The film’s storyteller, so to speak, is the pompous Professor Goodman (Andy Nyman), who hosts a show called “Psychic Cheats” and discounts stories of the supernatural. After exposing a psychic as a fake, Goodman is summoned by his idol, reformed debunker Charles Cameron (Leonard Byrne), who hands him three case files and urges him to reconsider his world view.
Professor Goodman (Andy Wyman)
Accepting the offer, Goodman first interviews Tony (Paul Whitehouse), a former night watchman of an asylum who is haunted by what he saw one shift. This first story is a slow burn, one that relies on elements of a traditional ghost story, including late night bumps and sounds, shadows, and a gradual build-up to Tony’s encounter of a creepy ghost girl.
Tony’s character is one of the most interesting. In the story’s wrap-around, he expresses disdain towards Goodman and mocks his professor title. He also mentions that he’s been jobless, due to immigration, and eventually, he confesses that he’s suffered personal tragedy. Rather than really listen to Tony, Goodman is quick to discount his experience and blame it on his personal grief and unstable life.
The second story, “Simon Rifkind,” is similar to the first tale, meaning that it takes its time building to its final scare. Simon (Alex Lawther) claims to have seen an apparition late one night while driving home from a party. Simon’s performance makes up for the generally weak story, especially when he cries into a crumbled tissue and tells Goodman that he doesn’t want people to think there’s anything wrong with him. The final tale, “Mike Priddle,” is generally subdued and focuses on a rather mild poltergeist that knocks over knick-knacks in Priddle’s (Martin Freeman) home. The story concludes with an unsatisfying jump scare.
The three stories, overall, are mild and it’s the in-between that’s the most interesting, the blurring of reality with the supernatural. After the first tale, Goodman interviews Tony’s priest, who tells him, “How unfashionable it has become to believe in anything other than our personal gains.” This is a personal jab at Goodman who makes a living tearing apart people’s beliefs that can’t be reduced to quantifiable evidence.

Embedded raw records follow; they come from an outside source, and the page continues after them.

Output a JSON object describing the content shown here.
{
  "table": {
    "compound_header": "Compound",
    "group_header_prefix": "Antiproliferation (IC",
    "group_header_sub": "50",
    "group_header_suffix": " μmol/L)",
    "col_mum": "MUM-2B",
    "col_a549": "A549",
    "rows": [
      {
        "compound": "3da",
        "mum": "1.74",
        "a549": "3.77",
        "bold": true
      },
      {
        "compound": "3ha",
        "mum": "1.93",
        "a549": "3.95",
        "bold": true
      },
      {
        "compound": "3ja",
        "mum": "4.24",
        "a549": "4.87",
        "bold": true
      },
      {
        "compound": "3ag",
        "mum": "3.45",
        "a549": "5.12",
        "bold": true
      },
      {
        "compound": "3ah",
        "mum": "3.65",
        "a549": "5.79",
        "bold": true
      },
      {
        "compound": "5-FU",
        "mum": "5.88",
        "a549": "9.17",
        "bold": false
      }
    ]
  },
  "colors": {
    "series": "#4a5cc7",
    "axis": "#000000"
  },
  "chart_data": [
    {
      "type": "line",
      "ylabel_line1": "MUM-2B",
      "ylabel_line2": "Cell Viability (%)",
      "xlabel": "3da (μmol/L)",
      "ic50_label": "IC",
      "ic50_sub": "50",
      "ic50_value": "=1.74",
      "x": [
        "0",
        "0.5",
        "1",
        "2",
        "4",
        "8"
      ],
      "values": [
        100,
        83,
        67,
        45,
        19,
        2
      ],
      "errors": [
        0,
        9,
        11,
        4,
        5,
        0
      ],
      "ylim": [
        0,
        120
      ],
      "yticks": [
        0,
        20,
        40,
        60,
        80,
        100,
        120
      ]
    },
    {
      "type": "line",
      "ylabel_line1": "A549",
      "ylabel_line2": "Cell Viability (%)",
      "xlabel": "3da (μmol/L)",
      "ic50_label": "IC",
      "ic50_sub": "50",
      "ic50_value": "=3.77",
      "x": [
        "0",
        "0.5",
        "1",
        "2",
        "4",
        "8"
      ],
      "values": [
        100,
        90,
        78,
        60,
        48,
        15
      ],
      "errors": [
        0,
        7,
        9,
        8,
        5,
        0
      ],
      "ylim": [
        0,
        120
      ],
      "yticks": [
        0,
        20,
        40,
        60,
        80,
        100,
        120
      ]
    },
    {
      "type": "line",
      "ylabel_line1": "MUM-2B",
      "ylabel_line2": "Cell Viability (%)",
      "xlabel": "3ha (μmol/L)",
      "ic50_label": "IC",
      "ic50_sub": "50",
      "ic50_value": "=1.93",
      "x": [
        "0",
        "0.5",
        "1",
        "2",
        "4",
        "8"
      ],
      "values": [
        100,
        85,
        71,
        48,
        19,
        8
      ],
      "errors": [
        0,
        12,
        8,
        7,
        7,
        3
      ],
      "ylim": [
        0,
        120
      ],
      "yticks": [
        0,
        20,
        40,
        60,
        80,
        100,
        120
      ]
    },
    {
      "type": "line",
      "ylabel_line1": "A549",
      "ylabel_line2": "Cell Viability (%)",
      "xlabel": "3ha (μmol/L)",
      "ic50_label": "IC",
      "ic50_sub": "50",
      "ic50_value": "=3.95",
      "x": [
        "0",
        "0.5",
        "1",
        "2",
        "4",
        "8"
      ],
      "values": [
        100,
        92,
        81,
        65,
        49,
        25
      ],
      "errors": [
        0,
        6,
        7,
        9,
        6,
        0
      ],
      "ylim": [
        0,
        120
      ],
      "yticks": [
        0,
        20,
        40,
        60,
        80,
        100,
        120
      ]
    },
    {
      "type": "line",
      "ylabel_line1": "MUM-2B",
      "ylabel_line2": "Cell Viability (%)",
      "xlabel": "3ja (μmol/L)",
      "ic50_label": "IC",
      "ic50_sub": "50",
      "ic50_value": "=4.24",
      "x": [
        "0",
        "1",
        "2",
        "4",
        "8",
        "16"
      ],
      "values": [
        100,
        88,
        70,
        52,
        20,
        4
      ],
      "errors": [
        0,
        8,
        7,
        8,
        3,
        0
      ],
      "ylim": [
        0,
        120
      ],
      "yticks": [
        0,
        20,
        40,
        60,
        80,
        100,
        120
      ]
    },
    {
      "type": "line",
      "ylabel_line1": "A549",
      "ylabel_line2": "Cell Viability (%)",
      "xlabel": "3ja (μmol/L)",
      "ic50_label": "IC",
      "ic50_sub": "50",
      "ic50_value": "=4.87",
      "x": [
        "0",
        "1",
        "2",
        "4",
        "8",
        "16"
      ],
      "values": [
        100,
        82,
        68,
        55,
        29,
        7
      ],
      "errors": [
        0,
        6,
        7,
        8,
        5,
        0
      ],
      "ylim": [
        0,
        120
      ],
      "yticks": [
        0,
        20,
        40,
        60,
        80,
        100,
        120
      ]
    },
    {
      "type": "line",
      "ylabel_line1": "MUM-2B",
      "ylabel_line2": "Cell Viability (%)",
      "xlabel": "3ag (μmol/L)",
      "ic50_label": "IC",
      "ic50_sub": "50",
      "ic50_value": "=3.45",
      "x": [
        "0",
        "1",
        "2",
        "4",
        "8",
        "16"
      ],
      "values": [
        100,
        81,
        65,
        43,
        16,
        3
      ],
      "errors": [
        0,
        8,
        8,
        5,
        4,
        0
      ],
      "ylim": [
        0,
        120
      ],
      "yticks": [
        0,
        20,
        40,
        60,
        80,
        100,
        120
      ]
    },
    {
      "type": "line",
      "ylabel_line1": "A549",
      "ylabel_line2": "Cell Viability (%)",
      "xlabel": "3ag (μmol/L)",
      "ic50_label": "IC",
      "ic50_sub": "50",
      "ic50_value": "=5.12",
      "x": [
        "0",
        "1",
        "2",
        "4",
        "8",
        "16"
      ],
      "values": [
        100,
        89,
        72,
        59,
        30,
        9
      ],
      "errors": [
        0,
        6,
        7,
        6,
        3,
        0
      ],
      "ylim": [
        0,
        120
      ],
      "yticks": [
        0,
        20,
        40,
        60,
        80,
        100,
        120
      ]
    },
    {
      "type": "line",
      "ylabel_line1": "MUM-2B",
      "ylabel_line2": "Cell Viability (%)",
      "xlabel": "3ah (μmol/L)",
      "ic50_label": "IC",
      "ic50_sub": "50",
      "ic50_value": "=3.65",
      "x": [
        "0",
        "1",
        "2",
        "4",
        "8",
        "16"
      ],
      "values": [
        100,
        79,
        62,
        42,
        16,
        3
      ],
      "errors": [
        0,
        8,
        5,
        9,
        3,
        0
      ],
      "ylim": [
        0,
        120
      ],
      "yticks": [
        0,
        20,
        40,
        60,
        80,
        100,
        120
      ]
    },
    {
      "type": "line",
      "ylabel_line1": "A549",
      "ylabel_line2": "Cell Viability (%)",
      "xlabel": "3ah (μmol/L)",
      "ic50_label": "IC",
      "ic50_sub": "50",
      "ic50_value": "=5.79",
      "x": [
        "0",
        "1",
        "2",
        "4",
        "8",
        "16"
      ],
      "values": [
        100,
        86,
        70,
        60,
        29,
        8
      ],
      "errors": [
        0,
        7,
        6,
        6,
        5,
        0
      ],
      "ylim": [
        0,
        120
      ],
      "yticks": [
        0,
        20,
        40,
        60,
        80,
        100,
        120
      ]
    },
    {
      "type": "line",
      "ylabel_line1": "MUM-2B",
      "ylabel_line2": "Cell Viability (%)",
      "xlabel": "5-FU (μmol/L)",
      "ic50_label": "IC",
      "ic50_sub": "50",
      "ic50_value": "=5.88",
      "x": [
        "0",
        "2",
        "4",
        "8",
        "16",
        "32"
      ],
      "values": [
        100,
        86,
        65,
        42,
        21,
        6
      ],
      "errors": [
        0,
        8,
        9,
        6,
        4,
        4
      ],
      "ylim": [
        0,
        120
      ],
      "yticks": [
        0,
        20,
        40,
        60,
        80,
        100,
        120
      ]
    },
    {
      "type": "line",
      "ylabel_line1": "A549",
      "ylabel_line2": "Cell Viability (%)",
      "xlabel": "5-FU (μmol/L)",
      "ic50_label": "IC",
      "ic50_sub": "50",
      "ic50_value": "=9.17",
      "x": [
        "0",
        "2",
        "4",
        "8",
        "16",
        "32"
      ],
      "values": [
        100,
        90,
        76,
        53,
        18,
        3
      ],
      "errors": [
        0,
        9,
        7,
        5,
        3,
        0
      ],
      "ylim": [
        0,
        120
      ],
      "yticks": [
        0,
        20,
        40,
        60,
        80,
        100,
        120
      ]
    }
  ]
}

The conclusion of the film takes a reality-bending turn, and we’re suddenly thrust into Goodman’s past, presented with a childhood memory of bullies who tormented him and called him “Jew face” before inflicting even worse torment upon another child who they lure into a cave and leave for dead. At its core, Ghost Stories poses questions about reality, while relying on one key element of traditional Gothic literature: the past’s influence on the present. Goodman is haunted by his childhood memory and the boy left for dead in the cave, and as a result, he spends his life denying that the supernatural can be plausible or even that the past can have serious baring on our present actions.
The film’s wrap-around is its real strength, specifically when Goodman’s cocksure reasoning is challenged. The three tales aren’t that scary. Rather, they serve and advance the interspersed, more interesting narrative surrounding Goodman’s beliefs. Unlike other anthology films, such as Creepshow, The ABC’s of Death, and Tales from the Darkside, Ghost Stories makes its storyteller the real focus, and his journey should be considered the fourth tale. It is the most engaging and most substantive aspect of the film.